As I mentioned before, there are a lot of explanations which would have worked within the structure of the episode with only minor changes. Which is why it's so terribly unforgivable that the episode was so poorly written as to not include any of them.

And because this post hasn't gone on long enough: any critique of the writing in Hide that doesn't favorably mention the real heart of the episode --ie, where it stops being a period ghost story and becomes a brief history of the Earth's whole history-- and the lovely, affecting lines given to Clara (and the Doctor's fumbling response) is lacking in the worthwhile criticism department!

It's a decent couple of lines, but it's not explored in any meaningful depth. It's also flawed by the fact that the entire sequence is another example of the episode breaking its own rules: You can only photograph the ghost if the psychic is present. The Doctor leaves the psychic behind and continues photographing the ghost.

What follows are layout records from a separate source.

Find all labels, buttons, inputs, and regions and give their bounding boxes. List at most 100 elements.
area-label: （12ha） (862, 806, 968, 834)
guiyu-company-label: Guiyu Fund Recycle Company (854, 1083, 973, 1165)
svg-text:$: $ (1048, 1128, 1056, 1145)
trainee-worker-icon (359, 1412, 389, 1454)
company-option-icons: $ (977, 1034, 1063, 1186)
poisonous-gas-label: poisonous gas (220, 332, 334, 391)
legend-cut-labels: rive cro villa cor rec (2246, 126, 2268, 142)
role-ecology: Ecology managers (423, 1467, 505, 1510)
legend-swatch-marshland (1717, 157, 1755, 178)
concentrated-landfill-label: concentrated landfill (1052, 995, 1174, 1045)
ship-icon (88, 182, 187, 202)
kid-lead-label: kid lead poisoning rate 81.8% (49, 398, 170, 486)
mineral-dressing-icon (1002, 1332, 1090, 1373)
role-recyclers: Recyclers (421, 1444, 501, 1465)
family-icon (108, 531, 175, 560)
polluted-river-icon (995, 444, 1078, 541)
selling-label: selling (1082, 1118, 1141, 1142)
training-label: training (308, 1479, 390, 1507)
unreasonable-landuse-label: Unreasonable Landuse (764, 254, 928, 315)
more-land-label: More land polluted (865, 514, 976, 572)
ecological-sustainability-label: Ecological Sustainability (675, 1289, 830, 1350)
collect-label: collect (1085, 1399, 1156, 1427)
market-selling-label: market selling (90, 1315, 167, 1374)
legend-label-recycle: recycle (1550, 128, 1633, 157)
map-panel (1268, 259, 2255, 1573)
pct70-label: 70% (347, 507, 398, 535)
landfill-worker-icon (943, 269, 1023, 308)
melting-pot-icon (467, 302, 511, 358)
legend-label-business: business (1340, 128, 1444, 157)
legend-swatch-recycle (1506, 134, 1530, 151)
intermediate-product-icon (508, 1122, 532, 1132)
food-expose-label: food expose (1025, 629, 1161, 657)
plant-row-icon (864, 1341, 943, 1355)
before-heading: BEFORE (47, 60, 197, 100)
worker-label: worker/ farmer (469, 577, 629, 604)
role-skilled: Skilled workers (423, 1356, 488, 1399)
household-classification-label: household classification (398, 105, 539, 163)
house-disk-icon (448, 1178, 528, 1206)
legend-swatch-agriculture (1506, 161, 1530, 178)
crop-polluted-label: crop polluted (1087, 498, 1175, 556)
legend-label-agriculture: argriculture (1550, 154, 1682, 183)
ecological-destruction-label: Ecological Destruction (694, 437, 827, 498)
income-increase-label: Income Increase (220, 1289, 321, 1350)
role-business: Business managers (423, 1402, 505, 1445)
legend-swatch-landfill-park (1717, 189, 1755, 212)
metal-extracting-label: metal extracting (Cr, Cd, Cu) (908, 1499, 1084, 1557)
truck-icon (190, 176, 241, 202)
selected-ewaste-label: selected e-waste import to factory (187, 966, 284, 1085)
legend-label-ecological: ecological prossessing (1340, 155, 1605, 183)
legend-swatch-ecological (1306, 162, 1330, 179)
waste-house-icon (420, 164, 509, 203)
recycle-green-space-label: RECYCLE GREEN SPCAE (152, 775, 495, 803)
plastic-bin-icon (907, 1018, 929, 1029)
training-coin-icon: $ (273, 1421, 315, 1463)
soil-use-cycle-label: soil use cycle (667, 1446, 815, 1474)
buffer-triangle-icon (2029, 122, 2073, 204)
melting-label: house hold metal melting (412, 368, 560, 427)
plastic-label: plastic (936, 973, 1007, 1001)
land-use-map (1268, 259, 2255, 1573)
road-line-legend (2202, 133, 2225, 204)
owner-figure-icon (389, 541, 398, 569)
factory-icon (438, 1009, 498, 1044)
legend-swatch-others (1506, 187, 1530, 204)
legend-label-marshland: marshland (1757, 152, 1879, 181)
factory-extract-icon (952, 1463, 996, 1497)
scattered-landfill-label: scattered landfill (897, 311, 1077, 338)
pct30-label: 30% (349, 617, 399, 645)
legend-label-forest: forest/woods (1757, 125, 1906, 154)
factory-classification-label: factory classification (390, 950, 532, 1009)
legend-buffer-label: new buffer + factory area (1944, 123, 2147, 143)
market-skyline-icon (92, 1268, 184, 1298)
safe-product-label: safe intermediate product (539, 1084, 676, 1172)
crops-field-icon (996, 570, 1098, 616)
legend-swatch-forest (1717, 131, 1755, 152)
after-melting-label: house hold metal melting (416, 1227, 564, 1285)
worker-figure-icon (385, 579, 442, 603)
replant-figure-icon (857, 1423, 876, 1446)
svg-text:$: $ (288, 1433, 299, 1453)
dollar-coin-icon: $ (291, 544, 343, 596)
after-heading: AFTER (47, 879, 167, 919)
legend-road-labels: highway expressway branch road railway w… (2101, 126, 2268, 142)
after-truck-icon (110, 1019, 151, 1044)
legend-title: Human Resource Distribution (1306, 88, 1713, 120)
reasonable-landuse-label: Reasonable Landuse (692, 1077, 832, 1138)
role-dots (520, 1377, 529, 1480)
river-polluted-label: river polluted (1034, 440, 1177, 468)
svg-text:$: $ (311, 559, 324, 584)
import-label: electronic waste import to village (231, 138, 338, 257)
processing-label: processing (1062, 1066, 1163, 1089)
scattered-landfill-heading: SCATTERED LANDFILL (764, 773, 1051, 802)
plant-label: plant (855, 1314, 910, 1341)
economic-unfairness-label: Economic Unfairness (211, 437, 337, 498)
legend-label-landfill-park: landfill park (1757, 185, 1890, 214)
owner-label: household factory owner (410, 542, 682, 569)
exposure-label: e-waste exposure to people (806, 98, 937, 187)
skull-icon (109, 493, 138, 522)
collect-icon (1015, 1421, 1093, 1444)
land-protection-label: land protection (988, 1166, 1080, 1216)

Cut the line that establishes that rule. Or bring the psychic with. Or have the doctor apply a filter to the camera. (The filter could even be the blue gemstone that's used as part of the seance.)

This is the most frustrating thing about the bad writing this season: Most of it would be really trivial to fix. There's simply no excuse for the scripts to be this sloppy or the conclusion to be this weak.
 

Re: "Journey to the Center of the TARDIS".

Nice to see a conclusion that actually makes sense and isn't just pulled out of a hat as a deus ex machina. And there are a lot of really nice details (like hearing Susan explain the TARDIS acronym). On the other hand, some of the individual elements in the episode felt rather forced ("THE HISTORY OF THE TIME WAR") and there are a couple of significant holes, starting with the Doctor forcing the salvage team to help him but then never actually expecting them to do anything or needing them in any way.

There's also some incredibly disjointed editing in here combined with some poor directorial choices: Clara running away from an explosion and then the explosion simply disappearing. Clara running away from a monster but really just moseying while peeking into various TARDIS rooms and giggling. The Doctor running past someone who needs to be saved, leaving it so that only the brother can save him. Et cetera. The visual handling of the ash-creatures in the first half of the episode was also very derivative of last week's monster-of-the-week.

The key sequence in the Eye of Harmony is also inexplicably flawed: First, the poor directorial decision of having the Doctor run past the "android" brother. Second, in a scenario where "we can only stay for a minute" you have the Doctor stop halfway across the catwalk in order to casually discuss the thing that's killing them. (What?) Third, "as long as we interrupt the timeline this can't happen" doesn't make any sense. Yes, you can make it so that they don't get joined at the shoulders when they burn. But that doesn't mean that you've negated the actual physical process of burning up.

Also: You can't have the Doctor say, "If you help me get her out, you get the machine. (...) Right behind those doors is the salvage of a lifetime." And then later say, "Salvage of a lifetime. You meant the ship. I meant Clara." That doesn't actually track. Either you were offering them the TARDIS as a fee (which makes no sense) or you're referring to Clara as a machine and offering her as the fee (which also makes no sense).
 

One thing I've always respected about Doctor Who is that, despite being a genre show and having perhaps the greatest level of opportunity in the form of the TARDIS, the series has only very rarely used the Big Red Reset Button method of plot resolution. I was not impressed to see it used here.

Whilst I did like the occasional references to previously-mentioned TARDIS areas, I'd have loved to see a little more - stumbling into a length of Davison-era TARDIS corridor, or finding the old Tertiary Console Room from the Baker era.